Table 2 Data distribution using SABES and SABES++

8 Conclusions and future directions

CBMR applications are becoming popular in several online services. These services have to deal with very large and increasing datasets, which require the use of distributed memory computing systems to match their processing demands. New challenges are faced in this scenario due to the dynamic dataset and load characteristics as queries should be processed on-the-fly as new data are inserted.

In this work, we address these challenges with parallelization strategies and a run-time system with optimization to deal with online CBMR services. Our approach enables concurrent processing of queries and data insertions in a stream fashion, and also optimizes the use of computing resources targeting to reduce query response time in scenarios where query/insertion rates vary during the execution. This is achieved with an algorithm for adapting resource allocated to deal with the query/insertion streams, called MS-ADAPT. MS-ADAPT identifies variations in intensity of the streams and chooses the best configuration of resource allocation (CPU cores) to be used. The results show that static solutions for this problem are suboptimal given the variability of load of queries and insertions streams, while MS-ADAPT can adapt at run-time reaching average response time close to or better than the best static configuration in several scenarios evaluated.

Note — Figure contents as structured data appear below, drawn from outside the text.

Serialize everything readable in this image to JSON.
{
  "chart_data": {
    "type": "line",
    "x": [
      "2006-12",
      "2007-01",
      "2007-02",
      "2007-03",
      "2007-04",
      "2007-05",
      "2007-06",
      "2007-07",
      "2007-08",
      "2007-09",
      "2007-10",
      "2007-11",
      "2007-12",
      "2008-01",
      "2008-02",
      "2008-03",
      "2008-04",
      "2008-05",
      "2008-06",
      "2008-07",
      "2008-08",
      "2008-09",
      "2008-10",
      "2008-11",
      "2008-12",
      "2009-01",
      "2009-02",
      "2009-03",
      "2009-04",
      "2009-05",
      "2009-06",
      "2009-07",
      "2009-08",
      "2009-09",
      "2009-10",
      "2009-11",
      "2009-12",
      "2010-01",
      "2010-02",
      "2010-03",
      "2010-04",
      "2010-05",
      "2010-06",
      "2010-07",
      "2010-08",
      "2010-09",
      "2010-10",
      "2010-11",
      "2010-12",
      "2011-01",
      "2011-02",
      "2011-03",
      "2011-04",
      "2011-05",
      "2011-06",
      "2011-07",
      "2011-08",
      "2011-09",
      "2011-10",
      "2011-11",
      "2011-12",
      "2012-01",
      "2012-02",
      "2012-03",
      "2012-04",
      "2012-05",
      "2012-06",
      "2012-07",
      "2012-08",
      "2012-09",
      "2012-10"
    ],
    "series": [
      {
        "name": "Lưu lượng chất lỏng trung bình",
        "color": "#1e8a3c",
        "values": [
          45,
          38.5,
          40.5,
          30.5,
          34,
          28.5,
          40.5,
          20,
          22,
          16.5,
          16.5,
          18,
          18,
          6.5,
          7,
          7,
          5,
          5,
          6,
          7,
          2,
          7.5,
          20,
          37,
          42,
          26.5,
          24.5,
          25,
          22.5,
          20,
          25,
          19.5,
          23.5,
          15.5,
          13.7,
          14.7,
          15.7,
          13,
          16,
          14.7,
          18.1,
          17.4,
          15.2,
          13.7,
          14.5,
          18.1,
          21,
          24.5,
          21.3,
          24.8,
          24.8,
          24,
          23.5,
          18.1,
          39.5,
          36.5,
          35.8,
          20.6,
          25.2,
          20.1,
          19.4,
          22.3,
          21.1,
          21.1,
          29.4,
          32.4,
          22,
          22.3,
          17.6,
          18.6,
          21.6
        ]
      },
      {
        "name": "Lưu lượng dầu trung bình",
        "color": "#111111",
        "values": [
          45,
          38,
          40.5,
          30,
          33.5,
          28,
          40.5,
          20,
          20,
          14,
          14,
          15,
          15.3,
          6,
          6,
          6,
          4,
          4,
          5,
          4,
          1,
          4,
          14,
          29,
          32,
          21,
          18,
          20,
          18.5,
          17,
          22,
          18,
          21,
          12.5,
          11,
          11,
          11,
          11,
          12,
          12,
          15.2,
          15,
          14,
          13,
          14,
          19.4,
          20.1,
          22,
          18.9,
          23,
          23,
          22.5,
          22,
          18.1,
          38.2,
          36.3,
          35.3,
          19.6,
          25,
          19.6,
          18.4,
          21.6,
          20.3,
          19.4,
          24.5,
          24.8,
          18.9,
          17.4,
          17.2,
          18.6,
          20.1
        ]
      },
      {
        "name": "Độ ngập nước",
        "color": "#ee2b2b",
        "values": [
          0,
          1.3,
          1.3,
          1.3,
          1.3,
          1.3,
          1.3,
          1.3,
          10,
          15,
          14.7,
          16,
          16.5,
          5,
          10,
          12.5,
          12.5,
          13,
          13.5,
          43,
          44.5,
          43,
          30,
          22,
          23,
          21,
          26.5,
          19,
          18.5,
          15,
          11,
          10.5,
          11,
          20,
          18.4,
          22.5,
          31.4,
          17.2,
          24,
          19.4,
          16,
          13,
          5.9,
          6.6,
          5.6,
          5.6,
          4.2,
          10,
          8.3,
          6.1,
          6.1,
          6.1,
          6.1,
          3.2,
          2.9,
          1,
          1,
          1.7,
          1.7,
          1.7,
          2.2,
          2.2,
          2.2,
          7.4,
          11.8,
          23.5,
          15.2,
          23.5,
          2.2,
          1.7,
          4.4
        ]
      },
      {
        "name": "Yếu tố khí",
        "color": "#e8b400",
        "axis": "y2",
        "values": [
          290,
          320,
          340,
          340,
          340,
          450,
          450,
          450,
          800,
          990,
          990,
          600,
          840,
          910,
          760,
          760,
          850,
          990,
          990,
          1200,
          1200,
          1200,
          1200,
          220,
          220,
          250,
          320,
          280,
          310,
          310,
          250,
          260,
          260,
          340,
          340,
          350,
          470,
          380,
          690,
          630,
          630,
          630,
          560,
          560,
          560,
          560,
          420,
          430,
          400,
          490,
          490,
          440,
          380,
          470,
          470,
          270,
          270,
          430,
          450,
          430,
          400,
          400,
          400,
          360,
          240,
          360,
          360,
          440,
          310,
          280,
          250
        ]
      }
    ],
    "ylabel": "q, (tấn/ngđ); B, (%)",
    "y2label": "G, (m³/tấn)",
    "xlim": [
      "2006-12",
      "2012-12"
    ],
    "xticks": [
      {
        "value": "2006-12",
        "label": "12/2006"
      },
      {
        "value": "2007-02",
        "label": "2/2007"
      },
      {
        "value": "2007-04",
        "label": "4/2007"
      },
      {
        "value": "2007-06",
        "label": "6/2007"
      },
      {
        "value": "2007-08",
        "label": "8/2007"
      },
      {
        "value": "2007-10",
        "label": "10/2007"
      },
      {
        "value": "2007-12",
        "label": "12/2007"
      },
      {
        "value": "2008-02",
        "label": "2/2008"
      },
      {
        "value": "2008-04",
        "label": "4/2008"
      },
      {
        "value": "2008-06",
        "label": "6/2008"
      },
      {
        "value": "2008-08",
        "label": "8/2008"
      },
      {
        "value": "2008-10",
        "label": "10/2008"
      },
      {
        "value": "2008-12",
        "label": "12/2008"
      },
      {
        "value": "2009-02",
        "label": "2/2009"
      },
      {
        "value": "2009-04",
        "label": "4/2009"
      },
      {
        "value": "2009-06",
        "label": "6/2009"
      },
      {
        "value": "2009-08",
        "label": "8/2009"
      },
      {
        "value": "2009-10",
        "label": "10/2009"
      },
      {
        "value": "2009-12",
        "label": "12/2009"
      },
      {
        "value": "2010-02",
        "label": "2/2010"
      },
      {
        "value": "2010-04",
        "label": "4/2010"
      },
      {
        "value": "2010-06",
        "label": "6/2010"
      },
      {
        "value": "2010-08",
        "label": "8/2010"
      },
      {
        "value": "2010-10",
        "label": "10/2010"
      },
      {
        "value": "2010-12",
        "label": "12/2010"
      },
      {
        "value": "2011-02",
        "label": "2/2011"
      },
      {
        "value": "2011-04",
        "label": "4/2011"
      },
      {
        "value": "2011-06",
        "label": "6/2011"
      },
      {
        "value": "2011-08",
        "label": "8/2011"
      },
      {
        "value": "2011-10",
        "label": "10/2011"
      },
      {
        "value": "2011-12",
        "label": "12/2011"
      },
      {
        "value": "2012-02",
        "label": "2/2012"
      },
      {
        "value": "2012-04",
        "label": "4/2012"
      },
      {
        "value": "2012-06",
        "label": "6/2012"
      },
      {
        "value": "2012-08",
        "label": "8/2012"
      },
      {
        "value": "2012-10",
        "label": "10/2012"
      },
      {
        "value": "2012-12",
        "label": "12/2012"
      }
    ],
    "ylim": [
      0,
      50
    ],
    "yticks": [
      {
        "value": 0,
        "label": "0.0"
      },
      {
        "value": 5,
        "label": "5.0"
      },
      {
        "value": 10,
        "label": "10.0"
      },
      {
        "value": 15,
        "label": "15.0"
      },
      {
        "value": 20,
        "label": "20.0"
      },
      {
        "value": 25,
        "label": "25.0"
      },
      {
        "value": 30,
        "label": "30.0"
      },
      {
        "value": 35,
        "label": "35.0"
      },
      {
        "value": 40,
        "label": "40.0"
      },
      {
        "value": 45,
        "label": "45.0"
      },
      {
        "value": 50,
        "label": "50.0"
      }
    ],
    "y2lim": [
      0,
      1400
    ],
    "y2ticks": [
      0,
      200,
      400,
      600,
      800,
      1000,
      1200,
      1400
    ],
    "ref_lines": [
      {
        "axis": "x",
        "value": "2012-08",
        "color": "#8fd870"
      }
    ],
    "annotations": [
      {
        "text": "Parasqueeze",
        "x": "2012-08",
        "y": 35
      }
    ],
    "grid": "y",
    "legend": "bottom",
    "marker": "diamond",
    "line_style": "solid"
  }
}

For the future work we intend to enable the use of GPUs in the search to further improve the throughput attained by our solutions. This study will also allow us to understand the impact of this hardware to each parallelization strategy as we believe the gains may be different with each approach. In fact, we expect that spatial-aware strategies may attain higher speedups as the data required to answer a search are located in a few nodes. The current version of the SABES++ strategy performs the balanced centroids distribution with a clustering computed before execution. However, in dynamic datasets, data imbalance may appear during the execution as new data items are indexed. As such, it may be interesting to further evaluate this aspect and study strategies that could reconfigure the data distribution at run-time. Additionally, while MS-ADAPT attained reasonable gains compared to the static strategy, we intend to investigate other strategies. The main goal will be aimed at the trade-off between better allocations and time to compute such solutions. Finally, we also want to evaluate data partition solutions to deal with heterogeneous machines. The heterogeneity could be in different components of the machine as the processor, memory capacity, attached storage technology etc. These settings are more likely to be found in cloud environments.